Lebih lanjut, Adly menyampaikan, pihaknya terbuka akan masukan dari penyandang disabilitas. Sejak awal membuka layanan KRL Yogyakarta–Solo, masyarakat dilibatkan dalam uji coba layanannya. Cara itu dipilih agar pelayanan kereta bisa benar-benar menyesuaikan kebutuhan masyarakat.
”Ini supaya memperoleh feedback. Apa saja yang perlu di-improve dan ditingkatkan. Itu bisa kita ambil pelajaran untuk diadopsi peraturannya. Kadang sebagai operator, kami lebih menyediakan yang sesuai standarnya,” ujar Adly.

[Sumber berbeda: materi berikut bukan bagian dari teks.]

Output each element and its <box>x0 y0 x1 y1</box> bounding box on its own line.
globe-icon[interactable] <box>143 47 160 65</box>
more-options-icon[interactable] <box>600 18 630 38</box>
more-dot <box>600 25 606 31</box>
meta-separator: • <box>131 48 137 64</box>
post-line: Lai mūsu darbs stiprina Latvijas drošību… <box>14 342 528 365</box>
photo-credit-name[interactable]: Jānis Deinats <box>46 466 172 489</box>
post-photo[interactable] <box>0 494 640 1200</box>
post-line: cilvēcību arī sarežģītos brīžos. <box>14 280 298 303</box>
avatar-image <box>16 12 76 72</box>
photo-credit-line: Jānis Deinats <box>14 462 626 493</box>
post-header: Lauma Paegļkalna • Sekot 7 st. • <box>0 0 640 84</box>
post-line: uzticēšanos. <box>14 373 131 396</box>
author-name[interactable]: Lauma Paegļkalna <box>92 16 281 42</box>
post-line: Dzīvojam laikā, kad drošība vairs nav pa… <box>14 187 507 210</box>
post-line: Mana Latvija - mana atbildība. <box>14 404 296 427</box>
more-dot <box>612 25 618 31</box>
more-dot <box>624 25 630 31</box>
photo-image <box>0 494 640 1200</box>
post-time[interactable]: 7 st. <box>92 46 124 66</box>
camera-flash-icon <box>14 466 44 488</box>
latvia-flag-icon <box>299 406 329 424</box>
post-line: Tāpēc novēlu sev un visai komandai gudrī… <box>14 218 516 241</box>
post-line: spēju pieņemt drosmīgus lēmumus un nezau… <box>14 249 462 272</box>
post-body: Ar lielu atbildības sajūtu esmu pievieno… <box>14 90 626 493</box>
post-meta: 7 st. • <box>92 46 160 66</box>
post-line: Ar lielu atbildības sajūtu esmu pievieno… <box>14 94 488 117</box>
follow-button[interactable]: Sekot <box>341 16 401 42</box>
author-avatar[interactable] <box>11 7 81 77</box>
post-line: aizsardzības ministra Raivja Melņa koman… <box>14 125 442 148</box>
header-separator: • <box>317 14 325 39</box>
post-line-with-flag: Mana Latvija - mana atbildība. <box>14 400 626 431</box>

Ketua Harian Tim Advokasi Difabel Surakarta Sri Sudarti menegaskan, operator kereta wajib menyediakan standar prosedur operasional dalam menjalankan layanannya. Standar operasional tersebut mesti memenuhi semua kalangan masyarakat, tak terkecuali para penyandang difabel.
Di sisi lain, lanjut Sudarti, pembuatan standar operasional saja tidak cukup. Aturan pelayanan yang sudah ada harus diterapkan secara penuh. Para petugas juga perlu didorong agar lebih peka dengan penumpang difabel lewat pembinaan yang intens. Sebab, dari video yang beredar, menurut dia, petugas menyampaikan informasi kepada penumpang difabel secara tidak sensitif.
”Memang, kami meminta agar secara intens ada pelatihan sensitivitas atau kepekaan bagi semua petugas. Para petugas itu, kan, diacak jadwal jaganya. Kalau pelatihan intens, saya kira petugas akan paham,” ungkap Sudarti.